TMAs have a number of advantages compared with conventional techniques of analyzing tissue samples. The speed of molecular analysis is increased by up to 100-fold, precious tissues are not destroyed and a large number of different molecular targets can be analyzed from consecutive TMA sections.
The ability to study archival tissue specimens is an important advantage, as such specimens are usually more readily available in existing tumor banks in large quantities, often with associated demographic, pathological, clinical, treatment and follow-up data. Furthermore, such tissues are not at analysis of TMAs can be automated, increasing the throughput further.
There are many applications of TMA technology in cancer research, including:
(1) Identification of the inter- and intracellular molecular target distribution in tumor samples;
(2) Analysis of the frequency of molecular alterations in large tumor materials;
(3) Exploration of tumor progression by including samples from normal tissues, hyperplasia, invasion, metastasis and therapy failure;
(4) Identification of predictive or prognostic factors and validation of newly discovered genes as diagnostic and therapeutic targets.
TMAs provide a high-throughput methodology for microscopic examination of tissue specimens in the post-genome era. Using TMA technology, we showed how amplification of the androgen receptor (AR) gene and overexpression of the insulin-like growth factor-binding protein-2 (IGFBP-2) were common in hormone-refractory end-stage prostate cancers, but infrequent in untreated primary tumors.
These kinds of clinical associations could be rapidly ascertained by constructing a prostate cancer ‘progression TMA’ that included dozens of tissue samples from all stages of prostate cancer development, starting from normal prostate, and progressing through benign prostatic hyperplasia, prostatic intraepithelial neoplasia and localized clinical cancer to metastatic and hormone-refractory end-stage cancer. Perrone and coworkers10 reported differences in tumor proliferation rates between matched prostate cancer cases from Caucasians and African-Americans using TMA technology.

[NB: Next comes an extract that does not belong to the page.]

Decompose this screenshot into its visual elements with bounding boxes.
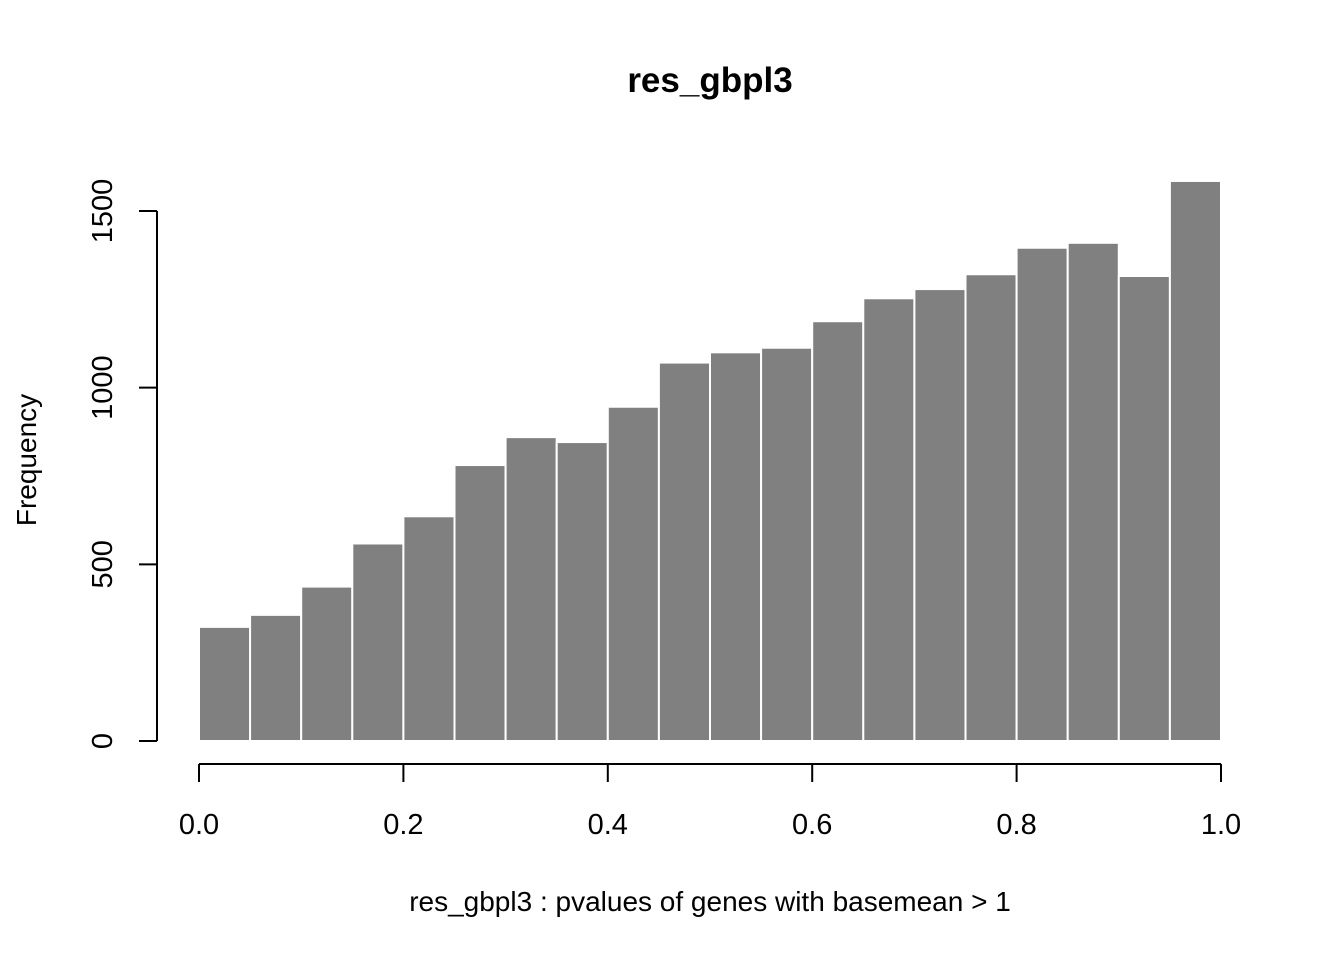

This indicates how demographic, genetic or other etiological risk factors can be rapidly associated with molecular or phenotypic characteristics of cancers. Dhanasekaran and co-workers identified and validated prognostic biomarkers in prostate cancer (hepsin transmembrane protease and a serine-threonine kinase PIM-111 as well as the EZH2 gene).
Conclusions
Progress in genome sequencing has initiated a new wave of research based on the comprehensive molecular profiling of prostate cancers. Genome sequence-based research has led to ‘functional genomic’ and, most recently, ‘proteomic’ research strategies that all produce an overview of the molecular fingerprint of the cancer genome. The challenge for the future is how to turn the enormous quantities of research data obtained using these tools into knowledge of the signalling cascades and molecular wiring diagrams.

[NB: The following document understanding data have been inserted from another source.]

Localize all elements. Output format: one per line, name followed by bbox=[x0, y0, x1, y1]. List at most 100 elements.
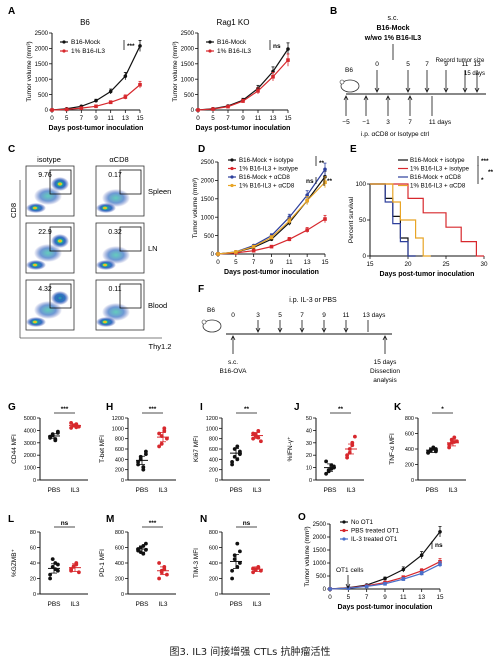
flow-gate bbox=[49, 226, 72, 252]
flow-cluster-core bbox=[31, 262, 39, 268]
y-tick-label: 40 bbox=[30, 561, 36, 567]
data-point bbox=[251, 248, 256, 253]
col-header-acd8: αCD8 bbox=[109, 155, 128, 164]
y-tick-label: 500 bbox=[184, 93, 195, 99]
legend-label: B16-Mock + isotype bbox=[410, 157, 465, 164]
y-tick-label: 800 bbox=[405, 416, 414, 422]
sig-label: ** bbox=[338, 406, 344, 413]
timeline-label: 0 bbox=[231, 312, 235, 319]
x-tick-label: PBS bbox=[47, 487, 61, 494]
y-axis-label: TNF-α MFI bbox=[389, 433, 396, 465]
data-point bbox=[324, 459, 328, 464]
data-point bbox=[241, 99, 245, 103]
data-point bbox=[447, 445, 451, 450]
sig-label: *** bbox=[61, 406, 69, 413]
y-axis-label: PD-1 MFI bbox=[99, 549, 106, 577]
data-point bbox=[438, 562, 442, 567]
y-tick-label: 1000 bbox=[112, 426, 124, 432]
y-tick-label: 0 bbox=[121, 592, 124, 598]
x-tick-label: 11 bbox=[400, 594, 407, 601]
y-tick-label: 20 bbox=[306, 453, 312, 459]
legend-label: No OT1 bbox=[351, 519, 374, 526]
flow-gate bbox=[49, 169, 72, 195]
flow-gate bbox=[119, 226, 142, 252]
legend-marker bbox=[208, 40, 212, 44]
sig-label: ns bbox=[273, 43, 281, 50]
legend-label: B16-Mock bbox=[71, 39, 101, 46]
survival-curve bbox=[370, 183, 484, 257]
y-tick-label: 1200 bbox=[206, 416, 218, 422]
y-tick-label: 0 bbox=[33, 592, 36, 598]
data-point bbox=[56, 429, 60, 434]
sig-label: ** bbox=[319, 160, 325, 167]
data-point bbox=[235, 541, 240, 546]
y-tick-label: 200 bbox=[405, 463, 414, 469]
y-tick-label: 1500 bbox=[181, 62, 195, 68]
y-tick-label: 400 bbox=[209, 561, 218, 567]
x-tick-label: 5 bbox=[347, 594, 351, 601]
data-point bbox=[108, 89, 113, 94]
data-point bbox=[94, 98, 98, 103]
record-label: Record tumor size bbox=[436, 58, 485, 64]
timeline-label: 3 bbox=[386, 119, 390, 126]
data-point bbox=[323, 167, 327, 172]
x-axis-label: Days post-tumor inoculation bbox=[380, 271, 475, 278]
mouse-ear-icon bbox=[339, 79, 345, 85]
data-point bbox=[144, 452, 148, 457]
y-tick-label: 400 bbox=[115, 457, 124, 463]
data-point bbox=[259, 439, 263, 444]
data-point bbox=[238, 549, 242, 554]
x-tick-label: PBS bbox=[425, 487, 439, 494]
arrowhead-icon bbox=[462, 87, 468, 93]
x-tick-label: 7 bbox=[226, 115, 230, 122]
y-tick-label: 600 bbox=[405, 432, 414, 438]
x-tick-label: IL3 bbox=[448, 487, 457, 494]
y-tick-label: 800 bbox=[115, 530, 124, 536]
y-tick-label: 100 bbox=[355, 181, 366, 188]
legend-label: PBS treated OT1 bbox=[351, 528, 399, 535]
timeline-label: 11 days bbox=[429, 119, 452, 126]
data-point bbox=[401, 567, 406, 572]
mouse-icon bbox=[202, 319, 222, 333]
y-tick-label: 0 bbox=[362, 253, 366, 260]
gate-percentage: 0.32 bbox=[108, 229, 122, 236]
y-tick-label: 2000 bbox=[24, 453, 36, 459]
timeline-label: −1 bbox=[362, 119, 370, 126]
panel-letter: H bbox=[106, 402, 113, 413]
flow-cytometry-grid: 9.76 0.17 Spleen 22.9 0.32 LN 4.32 0.11 Blood bbox=[25, 165, 171, 331]
arrowhead-icon bbox=[299, 327, 305, 333]
timeline-label: 13 bbox=[473, 61, 481, 68]
x-tick-label: PBS bbox=[47, 601, 61, 608]
data-point bbox=[48, 576, 52, 581]
data-point bbox=[123, 95, 128, 99]
panel-letter: B bbox=[330, 6, 337, 17]
timeline-label: 7 bbox=[408, 119, 412, 126]
sig-label: ns bbox=[243, 520, 251, 527]
data-point bbox=[234, 250, 238, 254]
gate-percentage: 9.76 bbox=[38, 172, 52, 179]
timeline-ticks: 0 3 5 7 9 11 13 days bbox=[230, 312, 388, 354]
data-point bbox=[305, 228, 309, 232]
y-tick-label: 400 bbox=[209, 457, 218, 463]
data-point bbox=[50, 108, 54, 112]
timeline-ticks: 0 5 7 9 11 13 15 days −5 −1 3 7 11 days bbox=[342, 44, 485, 126]
data-point bbox=[144, 547, 148, 552]
timeline-label: 5 bbox=[278, 312, 282, 319]
sig-label: ** bbox=[244, 406, 250, 413]
data-point bbox=[226, 104, 230, 109]
ip-label: i.p. αCD8 or Isotype ctrl bbox=[361, 131, 430, 138]
y-axis-label: Percent survival bbox=[348, 196, 355, 243]
legend-marker bbox=[342, 537, 346, 541]
legend-marker bbox=[230, 175, 234, 179]
sig-label: ns bbox=[435, 542, 443, 549]
x-tick-label: 25 bbox=[442, 261, 450, 268]
y-tick-label: 500 bbox=[38, 93, 49, 99]
y-tick-label: 1500 bbox=[313, 548, 327, 554]
data-point bbox=[94, 104, 98, 109]
y-tick-label: 400 bbox=[405, 447, 414, 453]
flow-cluster-core bbox=[101, 319, 109, 325]
flow-cluster-mid bbox=[34, 244, 62, 262]
flow-cluster-core bbox=[31, 205, 39, 211]
panel-letter: E bbox=[350, 144, 357, 155]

This should be highly useful to identify ‘weak links’ in the cellular signal processing network that could be targeted therapeutically. The second enormous challenge is how to translate these data to the clinical setting. The tools, technologies and strategies described in this review of translational cancer genomics research may facilitate this goal. All the various technologies will need to be integrated with sample acquisition and pathological and clinical characterization of the tumors and patients, as well as with the process of clinical trials, to identify the role that this new post-genomic era ‘molecular medicine’ could have on the management of prostate cancer patients in the future.